Os opositores à despenalização da morte assistida têm trazido para este debate alguns argumentos que mistificam a realidade. São fundamentalmente quatro essas mistificações.

A primeira é a de que, havendo despenalização da eutanásia, virá aí uma vaga de eutanásias involuntárias, de eutanásias de crianças, de eutanásias de doentes mentais, de eutanásias por motivos fúteis. É o conhecido argumento da rampa deslizante: começado o caminho, a descida é imparável. É o argumento do medo: o receio de descontrolo deveria impedir a despenalização, mantendo tudo como está. Sejamos, porém, claros: em todos os projetos de lei até agora apresentados, a eutanásia involuntária, a eutanásia de crianças, a eutanásia de doentes mentais ou a eutanásia por motivos fúteis são pura e simplesmente crimes. Porque todas essas situações são claramente excluídas do elenco de casos em que os projetos admitem despenalização.

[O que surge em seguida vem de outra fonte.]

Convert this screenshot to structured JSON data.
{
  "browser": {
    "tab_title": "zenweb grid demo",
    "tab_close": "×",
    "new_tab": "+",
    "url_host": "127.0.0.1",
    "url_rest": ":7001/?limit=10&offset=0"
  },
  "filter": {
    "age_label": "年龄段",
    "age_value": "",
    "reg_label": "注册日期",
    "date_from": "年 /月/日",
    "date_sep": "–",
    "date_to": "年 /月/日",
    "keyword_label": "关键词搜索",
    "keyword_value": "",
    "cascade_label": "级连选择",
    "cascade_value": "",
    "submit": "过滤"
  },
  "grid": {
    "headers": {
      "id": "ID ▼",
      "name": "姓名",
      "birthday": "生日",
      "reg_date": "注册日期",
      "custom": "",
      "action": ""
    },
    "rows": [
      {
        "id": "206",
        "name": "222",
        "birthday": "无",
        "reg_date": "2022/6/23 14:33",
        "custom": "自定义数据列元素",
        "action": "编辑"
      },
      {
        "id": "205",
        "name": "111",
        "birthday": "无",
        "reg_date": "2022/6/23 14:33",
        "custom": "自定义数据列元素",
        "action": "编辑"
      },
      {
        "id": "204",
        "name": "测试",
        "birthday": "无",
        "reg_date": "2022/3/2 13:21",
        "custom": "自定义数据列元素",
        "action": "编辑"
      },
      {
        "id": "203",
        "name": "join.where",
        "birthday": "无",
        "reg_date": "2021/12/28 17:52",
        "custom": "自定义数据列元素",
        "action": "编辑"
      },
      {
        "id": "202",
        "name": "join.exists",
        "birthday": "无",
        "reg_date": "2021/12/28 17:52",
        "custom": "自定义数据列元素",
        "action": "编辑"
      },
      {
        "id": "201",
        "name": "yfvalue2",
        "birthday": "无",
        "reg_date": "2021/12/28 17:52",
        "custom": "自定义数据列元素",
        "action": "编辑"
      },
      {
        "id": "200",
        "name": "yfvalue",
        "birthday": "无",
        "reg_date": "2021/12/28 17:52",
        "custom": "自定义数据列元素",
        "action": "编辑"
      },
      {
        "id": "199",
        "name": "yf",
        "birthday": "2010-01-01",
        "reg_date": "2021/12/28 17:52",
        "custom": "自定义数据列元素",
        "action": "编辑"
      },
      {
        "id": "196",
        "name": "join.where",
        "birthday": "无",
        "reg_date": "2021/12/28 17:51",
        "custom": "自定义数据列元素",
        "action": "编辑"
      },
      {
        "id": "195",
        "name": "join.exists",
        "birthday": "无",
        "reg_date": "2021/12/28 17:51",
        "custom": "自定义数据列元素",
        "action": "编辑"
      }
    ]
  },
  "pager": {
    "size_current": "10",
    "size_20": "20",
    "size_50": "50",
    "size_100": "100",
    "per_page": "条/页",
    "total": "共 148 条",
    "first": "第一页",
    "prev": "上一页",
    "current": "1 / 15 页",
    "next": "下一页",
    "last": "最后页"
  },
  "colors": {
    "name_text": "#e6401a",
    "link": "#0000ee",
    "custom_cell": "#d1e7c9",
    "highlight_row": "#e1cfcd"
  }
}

Mas mais. Dizem os adversários da despenalização que o problema não é a lei presente, é o que vem a seguir. "Aprendamos com a experiência dos outros países", dizem-nos. Pois bem: a experiência dos outros deve ser um fator de paralisia ou deve levar-nos a dotar a lei de todos os elementos de rigor possíveis? Opto claramente pela segunda hipótese porque não me demito das minhas responsabilidades num Estado de direito democrático.

A segunda mistificação é a de que quem decide são os médicos e não a pessoa que está em sofrimento. Nada mais falso. Despenalizar a eutanásia implica definir requisitos muito estritos para a sua prática. E, sendo esses requisitos de ordem clínica, impõe-se que a respetiva verificação seja aferida por quem tem competências científicas e técnicas para tal. Conhecem alguém mais bem preparado do que um médico para assegurar que alguém tem uma doença incurável e fatal? Conhecem alguém mais bem preparado para assegurar que essa doença causa a essa pessoa um sofrimento insuportável? Eu não conheço. Mas sejamos sérios: uma coisa é avaliar a condição de alguém, outra coisa é decidir. Quem decide é sempre e só a pessoa doente e em sofrimento atroz.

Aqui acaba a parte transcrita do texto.